Harvest Lake (2016)
A group of friends embark on a trip into the forests of Indiana but their lives are utterly changed forever when they encounter an unknown presence in the local lake which wants them, very badly.
Ellie Church - Jennifer
Jason Crowe - Josh
Tristan Risk - Cat
Dan Nye - Ben
Kevin Roach - Mark
Scott Schirmer sent shockwaves through the horror community with his astonishing and deeply disturbing Found based on the book of the same name. A festival hit that won even more fans when it came to home formats, it’s one of the most startling serial killer stories in recent years. While a spin-off of Found was made, Headless which was based on the movie inside the movie, Scott chose not to direct it because he didn’t want to become pigeonholed. Instead he and collaborator/producer Brian K. Williams went in a totally different direction, spending $6000 of their own money to create a whole different of horror film The result is the deeply unsettling, sexually charged and dreamlike Harvest Lake, an unforgettable experience.
Four friends head off into the forests of Indiana to enjoy a weekend away to celebrate the birthday of Josh (Jason Crowe – Dead Moon Rising, The Legend of Wasco). Joining them is his girlfriend Cat (Tristan Risk – American Mary, The Editor), her friend Jennifer (Ellie Church – Headless, Frankenstein Created Bikers) and her gay friend Ben. Fearing she’d be the third wheel Jennifer invited her recently single friend to keep her company. What begins as celebratory hijinks and the making of a new friend begin to change into something quite different. The woods have strange objects growing among the trees and plants, taking on characteristics of sexual organs they ooze fluids that become ever more enticing for the group to taste. The friends begin to act strangely, their sexual inhibitions beginning to leave them as the night goes on and the ever growing presence from the lake will take these five people to places they could never have dreamed of.
Harvest Lake comes out of far, far left field and is unlike anything else you will see all year. Harvest Lake is all about sex. These are adult people consenting in very public displays of affection, having conversations with each other about sexual experiences, and indulging in innuendo. These early scenes are important because when sex is normally used in films it’s for one of two reasons: as a gratuitous scene to add some titillation for the audience or to add some horror in the form or sexual assault to a character, normally a woman. Harvest Lake has a lot of sexual content in it but all of it is consensual and as tentacles and strange liquid-oozing pods start to appear that consensual sex becomes stripped of all inhibition. That leads to compulsion and the ultimate horror of the film and deeply strange final sequence that by design will leave viewers wondering just what in the hell they are watching.
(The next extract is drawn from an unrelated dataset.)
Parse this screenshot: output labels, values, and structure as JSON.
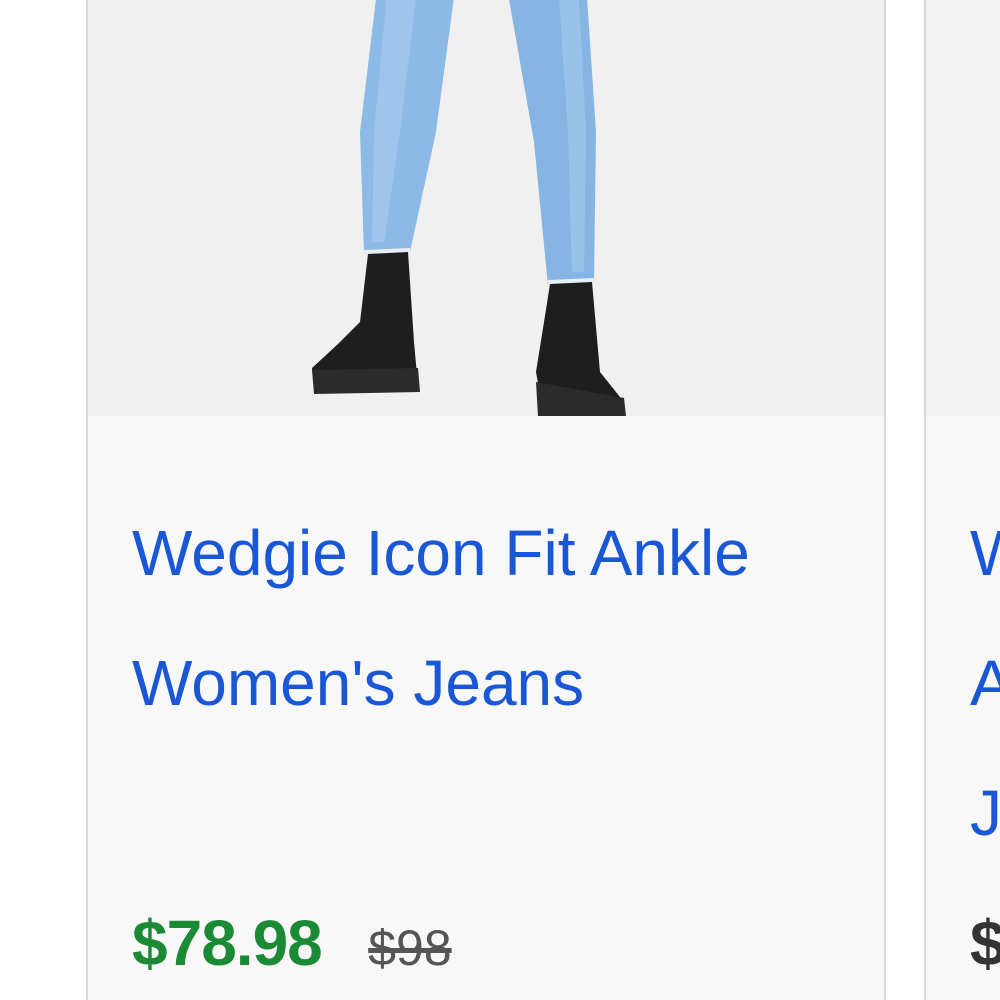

A personal quirk of mine is that stories and situations that combine sexual situations with horror often leave me deeply unsettled. Much like David Cronenberg’s Shivers this single-mindedness, the stripping away of social structure or taboo, it goes against everything that most of us grow up with and the values we have learned. For those that enjoy sex however, the horror in having every part of your humanity stripped away except for sexual desire is utterly dehumanizing. It makes us no more than the strange fleshy sacks of fluid which populate Harvest Lake. Giving yourself entirely over to your most base sexual instincts eschews even the act of reproduction, the horror of your life no longer filled with any meaning, not even that of self-preservation. In this dreamlike setting there is no logic provided, no explanation as to what the final goal here is, all kept in the abstract. Even the final scene gives no sense of closure or catharsis, you are left floating in the lake trying to understand what has driven the events you have seen.
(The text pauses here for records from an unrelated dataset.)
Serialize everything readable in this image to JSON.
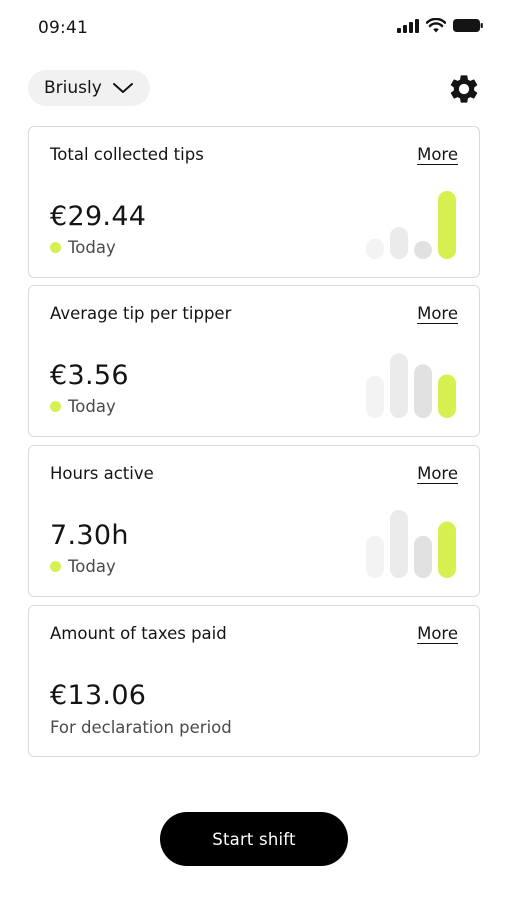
{
  "status_bar": {
    "time": "09:41",
    "icons": [
      "cellular-signal-icon",
      "wifi-icon",
      "battery-icon"
    ]
  },
  "header": {
    "workspace": "Briusly",
    "dropdown_icon": "chevron-down-icon",
    "settings_icon": "gear-icon"
  },
  "colors": {
    "accent": "#d7f04f",
    "bar_past": [
      "#f3f3f3",
      "#ebebeb",
      "#e1e1e1"
    ],
    "button": "#000000"
  },
  "cards": [
    {
      "title": "Total collected tips",
      "more": "More",
      "value": "€29.44",
      "subtitle": "Today",
      "show_dot": true,
      "chart_data": {
        "type": "bar",
        "values": [
          0.3,
          0.47,
          0.26,
          1.0
        ],
        "highlight_last": true
      }
    },
    {
      "title": "Average tip per tipper",
      "more": "More",
      "value": "€3.56",
      "subtitle": "Today",
      "show_dot": true,
      "chart_data": {
        "type": "bar",
        "values": [
          0.62,
          0.95,
          0.79,
          0.64
        ],
        "highlight_last": true
      }
    },
    {
      "title": "Hours active",
      "more": "More",
      "value": "7.30h",
      "subtitle": "Today",
      "show_dot": true,
      "chart_data": {
        "type": "bar",
        "values": [
          0.62,
          1.0,
          0.62,
          0.83
        ],
        "highlight_last": true
      }
    },
    {
      "title": "Amount of taxes paid",
      "more": "More",
      "value": "€13.06",
      "subtitle": "For declaration period",
      "show_dot": false
    }
  ],
  "start_button": {
    "label": "Start shift"
  }
}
An incredibly game cast who was up for anything and everything really helps add a believability to what the characters are giving themselves over to. All five main cast members end up with their mouths on various parts of each others’ bodies, and that’s just the start of it. A great deal of nudity, often combined with slime or the milk-like fluid of the fleshy but alien sacks is just kinda gross, but everybody commits. Added to this is the slow-moving, dreamlike cinematography which is agonizingly slow at times. Agonizing in that the viewer knows that unnatural things are creeping into the edges of the beautiful scenery we are seeing but we are not allowed the chance to see it, we are trapped looking at this beauty. Indeed when we do get glimpses of these strange objects that repulse while resembling sexual organs the sound design includes the quickening of breath from an unseen sources or the swelling score which feels unnatural and discordant, adding to the discomfort. As sexually appealing as the cast may be it is this distorted version of their sexuality which leads to the most horror.
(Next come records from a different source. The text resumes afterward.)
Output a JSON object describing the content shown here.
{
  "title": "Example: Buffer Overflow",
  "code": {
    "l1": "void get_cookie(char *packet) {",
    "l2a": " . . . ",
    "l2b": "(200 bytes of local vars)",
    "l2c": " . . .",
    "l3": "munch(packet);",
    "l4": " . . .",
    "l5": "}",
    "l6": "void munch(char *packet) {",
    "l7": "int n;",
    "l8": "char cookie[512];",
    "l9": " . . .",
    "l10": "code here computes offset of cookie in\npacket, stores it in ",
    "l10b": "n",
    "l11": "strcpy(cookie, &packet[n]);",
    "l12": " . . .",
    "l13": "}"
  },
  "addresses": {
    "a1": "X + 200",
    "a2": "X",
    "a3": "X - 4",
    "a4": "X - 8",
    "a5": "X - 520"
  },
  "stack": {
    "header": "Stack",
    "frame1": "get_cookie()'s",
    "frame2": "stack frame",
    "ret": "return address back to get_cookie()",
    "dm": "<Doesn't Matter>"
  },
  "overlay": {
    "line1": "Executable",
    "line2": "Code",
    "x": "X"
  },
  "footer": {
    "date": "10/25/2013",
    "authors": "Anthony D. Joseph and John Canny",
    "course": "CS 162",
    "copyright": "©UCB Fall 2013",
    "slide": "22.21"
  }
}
Harvest Lake is not going to be for everybody, I don’t even know if it was for me. This is an extremely disquieting film with its dreamlike pacing, atmospheric score and a very committed cast. If you are a fan of Cronenberg or Andrzej Zulawski’s Possession you might feel right at home here but for others this is a challenging film. Harvest Lake challenges our ideas about sex, pokes at our own inhibitions and hang-ups, and dares us to find arousal and in what we’re seeing. That is where the true horror lies, in our own desire to give over to what the film is showing us, to want that for the characters and for ourselves in spite of the consequences.